L’Algérie emboîte le pas (révolutionnaire) à la Tunisie. Si la situation politique, sociale et économique des ces deux pays diffèrent à de nombreux points de vue, le mouvement social que connait le plus grand Etat bordant la Méditerranée signe un besoin pressant pour un peuple en souffrance de parvenir à vivre en paix, entre accès aux libertés et répartition juste des richesses. Le temps d’une interview, Akli Mellouli a délaissé sa casquette de maire adjoint PS de Bonneuil, pour endosser son rôle de président de l’Espace Franco-Algérien, qui réunit « toutes les tendances politiques », aussi bien en France que de l’autre côté de la Grande Bleue. Pour lui, le régime doit impérativement prendre la mesure de ce qui se joue et y apporter des réponses, afin d’éviter que « le chaos » ne s’instaure.


 

Dans une Lettre ouverte au Président de la République Algérienne, l’Espace Franco-Algérien interpelle Abdelaziz Bouteflika sur la situation du pays : « En une semaine, trente Algériens ont pris la terrible décision de s’immoler. Ils ont fait le choix de se donner la mort plutôt que de continuer à vivre la misère, la douleur, le malheur et l’impuissance dans une Algérie riche et indépendante », peut-on lire en préambule.
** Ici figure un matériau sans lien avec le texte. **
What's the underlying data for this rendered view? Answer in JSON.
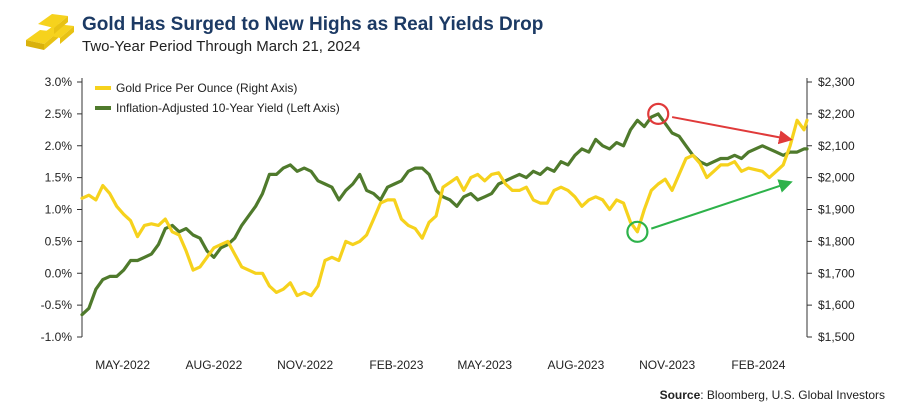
{
  "title": "Gold Has Surged to New Highs as Real Yields Drop",
  "subtitle": "Two-Year Period Through March 21, 2024",
  "source_label": "Source",
  "source_text": ": Bloomberg, U.S. Global Investors",
  "icon": "gold-bars-icon",
  "colors": {
    "gold": "#f6d21d",
    "yield": "#4f7a2c",
    "red_arrow": "#e03a3a",
    "green_arrow": "#2db24a",
    "title": "#1c3a64"
  },
  "chart_data": {
    "type": "line",
    "title": "Gold Has Surged to New Highs as Real Yields Drop",
    "subtitle": "Two-Year Period Through March 21, 2024",
    "x_tick_labels": [
      "MAY-2022",
      "AUG-2022",
      "NOV-2022",
      "FEB-2023",
      "MAY-2023",
      "AUG-2023",
      "NOV-2023",
      "FEB-2024"
    ],
    "x_ticks": [
      "2022-05-01",
      "2022-08-01",
      "2022-11-01",
      "2023-02-01",
      "2023-05-01",
      "2023-08-01",
      "2023-11-01",
      "2024-02-01"
    ],
    "xlim": [
      "2022-03-21",
      "2024-03-21"
    ],
    "left_axis": {
      "ylim": [
        -1.0,
        3.0
      ],
      "ticks": [
        "-1.0%",
        "-0.5%",
        "0.0%",
        "0.5%",
        "1.0%",
        "1.5%",
        "2.0%",
        "2.5%",
        "3.0%"
      ]
    },
    "right_axis": {
      "ylim": [
        1500,
        2300
      ],
      "ticks": [
        "$1,500",
        "$1,600",
        "$1,700",
        "$1,800",
        "$1,900",
        "$2,000",
        "$2,100",
        "$2,200",
        "$2,300"
      ]
    },
    "legend_position": "top-left",
    "series": [
      {
        "name": "Gold Price Per Ounce (Right Axis)",
        "axis": "right",
        "color": "#f6d21d",
        "points": [
          [
            "2022-03-21",
            1935
          ],
          [
            "2022-03-28",
            1945
          ],
          [
            "2022-04-04",
            1930
          ],
          [
            "2022-04-11",
            1975
          ],
          [
            "2022-04-18",
            1950
          ],
          [
            "2022-04-25",
            1910
          ],
          [
            "2022-05-02",
            1885
          ],
          [
            "2022-05-09",
            1865
          ],
          [
            "2022-05-16",
            1815
          ],
          [
            "2022-05-23",
            1850
          ],
          [
            "2022-05-30",
            1855
          ],
          [
            "2022-06-06",
            1850
          ],
          [
            "2022-06-13",
            1870
          ],
          [
            "2022-06-20",
            1830
          ],
          [
            "2022-06-27",
            1820
          ],
          [
            "2022-07-04",
            1770
          ],
          [
            "2022-07-11",
            1710
          ],
          [
            "2022-07-18",
            1720
          ],
          [
            "2022-07-25",
            1750
          ],
          [
            "2022-08-01",
            1780
          ],
          [
            "2022-08-08",
            1790
          ],
          [
            "2022-08-15",
            1800
          ],
          [
            "2022-08-22",
            1760
          ],
          [
            "2022-08-29",
            1720
          ],
          [
            "2022-09-05",
            1710
          ],
          [
            "2022-09-12",
            1700
          ],
          [
            "2022-09-19",
            1700
          ],
          [
            "2022-09-26",
            1660
          ],
          [
            "2022-10-03",
            1640
          ],
          [
            "2022-10-10",
            1650
          ],
          [
            "2022-10-17",
            1670
          ],
          [
            "2022-10-24",
            1630
          ],
          [
            "2022-10-31",
            1640
          ],
          [
            "2022-11-07",
            1630
          ],
          [
            "2022-11-14",
            1660
          ],
          [
            "2022-11-21",
            1740
          ],
          [
            "2022-11-28",
            1750
          ],
          [
            "2022-12-05",
            1740
          ],
          [
            "2022-12-12",
            1800
          ],
          [
            "2022-12-19",
            1790
          ],
          [
            "2022-12-26",
            1800
          ],
          [
            "2023-01-02",
            1820
          ],
          [
            "2023-01-09",
            1870
          ],
          [
            "2023-01-16",
            1920
          ],
          [
            "2023-01-23",
            1930
          ],
          [
            "2023-01-30",
            1930
          ],
          [
            "2023-02-06",
            1870
          ],
          [
            "2023-02-13",
            1850
          ],
          [
            "2023-02-20",
            1840
          ],
          [
            "2023-02-27",
            1810
          ],
          [
            "2023-03-06",
            1860
          ],
          [
            "2023-03-13",
            1880
          ],
          [
            "2023-03-20",
            1970
          ],
          [
            "2023-03-27",
            1985
          ],
          [
            "2023-04-03",
            2000
          ],
          [
            "2023-04-10",
            1960
          ],
          [
            "2023-04-17",
            2000
          ],
          [
            "2023-04-24",
            2010
          ],
          [
            "2023-05-01",
            1990
          ],
          [
            "2023-05-08",
            2010
          ],
          [
            "2023-05-15",
            2015
          ],
          [
            "2023-05-22",
            1980
          ],
          [
            "2023-05-29",
            1960
          ],
          [
            "2023-06-05",
            1960
          ],
          [
            "2023-06-12",
            1970
          ],
          [
            "2023-06-19",
            1930
          ],
          [
            "2023-06-26",
            1920
          ],
          [
            "2023-07-03",
            1920
          ],
          [
            "2023-07-10",
            1960
          ],
          [
            "2023-07-17",
            1970
          ],
          [
            "2023-07-24",
            1960
          ],
          [
            "2023-07-31",
            1940
          ],
          [
            "2023-08-07",
            1910
          ],
          [
            "2023-08-14",
            1930
          ],
          [
            "2023-08-21",
            1940
          ],
          [
            "2023-08-28",
            1930
          ],
          [
            "2023-09-04",
            1900
          ],
          [
            "2023-09-11",
            1930
          ],
          [
            "2023-09-18",
            1920
          ],
          [
            "2023-09-25",
            1860
          ],
          [
            "2023-10-02",
            1830
          ],
          [
            "2023-10-09",
            1900
          ],
          [
            "2023-10-16",
            1960
          ],
          [
            "2023-10-23",
            1980
          ],
          [
            "2023-10-30",
            1995
          ],
          [
            "2023-11-06",
            1960
          ],
          [
            "2023-11-13",
            2010
          ],
          [
            "2023-11-20",
            2060
          ],
          [
            "2023-11-27",
            2070
          ],
          [
            "2023-12-04",
            2045
          ],
          [
            "2023-12-11",
            2000
          ],
          [
            "2023-12-18",
            2020
          ],
          [
            "2023-12-25",
            2040
          ],
          [
            "2024-01-01",
            2040
          ],
          [
            "2024-01-08",
            2050
          ],
          [
            "2024-01-15",
            2020
          ],
          [
            "2024-01-22",
            2030
          ],
          [
            "2024-01-29",
            2025
          ],
          [
            "2024-02-05",
            2020
          ],
          [
            "2024-02-12",
            2000
          ],
          [
            "2024-02-19",
            2020
          ],
          [
            "2024-02-26",
            2040
          ],
          [
            "2024-03-04",
            2100
          ],
          [
            "2024-03-11",
            2180
          ],
          [
            "2024-03-18",
            2150
          ],
          [
            "2024-03-21",
            2180
          ]
        ]
      },
      {
        "name": "Inflation-Adjusted 10-Year Yield (Left Axis)",
        "axis": "left",
        "color": "#4f7a2c",
        "points": [
          [
            "2022-03-21",
            -0.65
          ],
          [
            "2022-03-28",
            -0.55
          ],
          [
            "2022-04-04",
            -0.25
          ],
          [
            "2022-04-11",
            -0.1
          ],
          [
            "2022-04-18",
            -0.05
          ],
          [
            "2022-04-25",
            -0.05
          ],
          [
            "2022-05-02",
            0.05
          ],
          [
            "2022-05-09",
            0.2
          ],
          [
            "2022-05-16",
            0.2
          ],
          [
            "2022-05-23",
            0.25
          ],
          [
            "2022-05-30",
            0.3
          ],
          [
            "2022-06-06",
            0.45
          ],
          [
            "2022-06-13",
            0.7
          ],
          [
            "2022-06-20",
            0.75
          ],
          [
            "2022-06-27",
            0.65
          ],
          [
            "2022-07-04",
            0.7
          ],
          [
            "2022-07-11",
            0.6
          ],
          [
            "2022-07-18",
            0.55
          ],
          [
            "2022-07-25",
            0.35
          ],
          [
            "2022-08-01",
            0.25
          ],
          [
            "2022-08-08",
            0.4
          ],
          [
            "2022-08-15",
            0.45
          ],
          [
            "2022-08-22",
            0.55
          ],
          [
            "2022-08-29",
            0.75
          ],
          [
            "2022-09-05",
            0.9
          ],
          [
            "2022-09-12",
            1.05
          ],
          [
            "2022-09-19",
            1.25
          ],
          [
            "2022-09-26",
            1.55
          ],
          [
            "2022-10-03",
            1.55
          ],
          [
            "2022-10-10",
            1.65
          ],
          [
            "2022-10-17",
            1.7
          ],
          [
            "2022-10-24",
            1.6
          ],
          [
            "2022-10-31",
            1.65
          ],
          [
            "2022-11-07",
            1.6
          ],
          [
            "2022-11-14",
            1.45
          ],
          [
            "2022-11-21",
            1.4
          ],
          [
            "2022-11-28",
            1.35
          ],
          [
            "2022-12-05",
            1.15
          ],
          [
            "2022-12-12",
            1.3
          ],
          [
            "2022-12-19",
            1.4
          ],
          [
            "2022-12-26",
            1.55
          ],
          [
            "2023-01-02",
            1.3
          ],
          [
            "2023-01-09",
            1.25
          ],
          [
            "2023-01-16",
            1.15
          ],
          [
            "2023-01-23",
            1.35
          ],
          [
            "2023-01-30",
            1.4
          ],
          [
            "2023-02-06",
            1.45
          ],
          [
            "2023-02-13",
            1.6
          ],
          [
            "2023-02-20",
            1.65
          ],
          [
            "2023-02-27",
            1.65
          ],
          [
            "2023-03-06",
            1.55
          ],
          [
            "2023-03-13",
            1.3
          ],
          [
            "2023-03-20",
            1.2
          ],
          [
            "2023-03-27",
            1.15
          ],
          [
            "2023-04-03",
            1.05
          ],
          [
            "2023-04-10",
            1.2
          ],
          [
            "2023-04-17",
            1.25
          ],
          [
            "2023-04-24",
            1.15
          ],
          [
            "2023-05-01",
            1.2
          ],
          [
            "2023-05-08",
            1.25
          ],
          [
            "2023-05-15",
            1.4
          ],
          [
            "2023-05-22",
            1.45
          ],
          [
            "2023-05-29",
            1.5
          ],
          [
            "2023-06-05",
            1.55
          ],
          [
            "2023-06-12",
            1.5
          ],
          [
            "2023-06-19",
            1.6
          ],
          [
            "2023-06-26",
            1.55
          ],
          [
            "2023-07-03",
            1.65
          ],
          [
            "2023-07-10",
            1.6
          ],
          [
            "2023-07-17",
            1.75
          ],
          [
            "2023-07-24",
            1.7
          ],
          [
            "2023-07-31",
            1.85
          ],
          [
            "2023-08-07",
            1.95
          ],
          [
            "2023-08-14",
            1.9
          ],
          [
            "2023-08-21",
            2.1
          ],
          [
            "2023-08-28",
            2.0
          ],
          [
            "2023-09-04",
            1.95
          ],
          [
            "2023-09-11",
            2.05
          ],
          [
            "2023-09-18",
            2.0
          ],
          [
            "2023-09-25",
            2.25
          ],
          [
            "2023-10-02",
            2.4
          ],
          [
            "2023-10-09",
            2.3
          ],
          [
            "2023-10-16",
            2.45
          ],
          [
            "2023-10-23",
            2.5
          ],
          [
            "2023-10-30",
            2.35
          ],
          [
            "2023-11-06",
            2.2
          ],
          [
            "2023-11-13",
            2.15
          ],
          [
            "2023-11-20",
            2.0
          ],
          [
            "2023-11-27",
            1.85
          ],
          [
            "2023-12-04",
            1.75
          ],
          [
            "2023-12-11",
            1.7
          ],
          [
            "2023-12-18",
            1.75
          ],
          [
            "2023-12-25",
            1.8
          ],
          [
            "2024-01-01",
            1.8
          ],
          [
            "2024-01-08",
            1.85
          ],
          [
            "2024-01-15",
            1.8
          ],
          [
            "2024-01-22",
            1.9
          ],
          [
            "2024-01-29",
            1.95
          ],
          [
            "2024-02-05",
            2.0
          ],
          [
            "2024-02-12",
            1.95
          ],
          [
            "2024-02-19",
            1.9
          ],
          [
            "2024-02-26",
            1.85
          ],
          [
            "2024-03-04",
            1.9
          ],
          [
            "2024-03-11",
            1.9
          ],
          [
            "2024-03-18",
            1.95
          ],
          [
            "2024-03-21",
            1.95
          ]
        ]
      }
    ],
    "annotations": [
      {
        "type": "circle",
        "series": "Inflation-Adjusted 10-Year Yield (Left Axis)",
        "at": "2023-10-23",
        "value": 2.5,
        "color": "#e03a3a"
      },
      {
        "type": "arrow",
        "from": [
          "2023-11-06",
          2.45
        ],
        "to": [
          "2024-03-04",
          2.1
        ],
        "axis": "left",
        "color": "#e03a3a"
      },
      {
        "type": "circle",
        "series": "Gold Price Per Ounce (Right Axis)",
        "at": "2023-10-02",
        "value": 1830,
        "color": "#2db24a"
      },
      {
        "type": "arrow",
        "from": [
          "2023-10-16",
          1840
        ],
        "to": [
          "2024-03-04",
          1985
        ],
        "axis": "right",
        "color": "#2db24a"
      }
    ]
  }
}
Suit une série de propositions, allant du développement de « nouvelles politiques de l’emploi » à l’appui au « désir de citoyenneté », en passant par la conception d’une « politique d’aménagement du territoire harmonieuse » ou encore la mise en place d’« un système éducatif efficace qui tient ses promesses d’épanouissement par la connaissance ». Pour conclure que « l’heure est grave, il est temps de lancer le processus d’une nouvelle transition démocratique vitale pour impulser un nouvel élan dans notre pays et redonner de l’espoir à notre peuple ». Rédigée par Chafia Mentalecheta et Akli Mellouli, membres fondateurs de l’Espace Franco-Algérien, elle traduit la pensée de nombreux Algériens de France et Franco-Algériens, toutes tendances politiques confondues.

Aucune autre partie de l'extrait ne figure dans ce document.